Troll: the internet connection might be a problem for that.

Plant: we could equip local community leaders with tablets and they can use the app-based approach to collect the stories. They only need to connect to the internet once to upload the data, that way.

GESI I: is that going to be inclusive? If there are marginalised communities that we want to reach, the leaders may not include them in the story collection approach. We need to ensure that we take a method that won’t leave anyone behind.

Plant: would we have the budget to send researchers to those communities and collect the stories, then? Perhaps even ensuring we have people of differing genders and other identity characteristics to ensure positionality is taken into account?

Toddler: why are we collecting these stories though?

Troll: is it an essential reporting requirement?

Participants: yes definitely, we are evidencing our primary outcome qualitatively so we really need robust, representative information.
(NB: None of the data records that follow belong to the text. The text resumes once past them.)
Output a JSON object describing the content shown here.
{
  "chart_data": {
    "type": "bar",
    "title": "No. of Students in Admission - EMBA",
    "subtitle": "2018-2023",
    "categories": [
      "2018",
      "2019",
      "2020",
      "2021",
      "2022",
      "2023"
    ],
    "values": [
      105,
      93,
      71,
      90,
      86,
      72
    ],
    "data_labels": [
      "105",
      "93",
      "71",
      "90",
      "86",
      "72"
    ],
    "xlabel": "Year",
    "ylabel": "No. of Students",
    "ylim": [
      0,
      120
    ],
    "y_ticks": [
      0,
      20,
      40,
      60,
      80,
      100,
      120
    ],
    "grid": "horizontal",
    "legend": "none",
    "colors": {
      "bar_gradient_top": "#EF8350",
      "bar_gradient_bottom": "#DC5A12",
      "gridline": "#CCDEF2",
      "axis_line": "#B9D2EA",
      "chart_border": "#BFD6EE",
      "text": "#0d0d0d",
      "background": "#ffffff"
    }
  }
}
It is also crucial for our internal learning – qualitative information gives rational behind the quant data we have been drawing. As such we are collecting these both for reporting and for learning.

Socrates: and so how do we feel about that change pathway then? What kinds of change are we or are we not seeing then?

Participants: we have seen some positive change in two locations, but we need to investigate this further and consider inclusive ways to overcome the barriers of information collection in more remote places.

Scribe: I will make a note of positive learning with regard to what we thought were serious assumptions, and then a note of an idea around SenseMaker surveys vis-a-vis sending researchers to physically collect information. These ideas are to be revisited after a budget review and a check-in with our MEL officer who couldn’t attend today. Everyone agree to that?

The Scribe in each conversation is taking written notes, which they circulate shortly after for agreement. When agreement is achieved, if using such a tool they might then update a lessons and ideas tracker for the programme.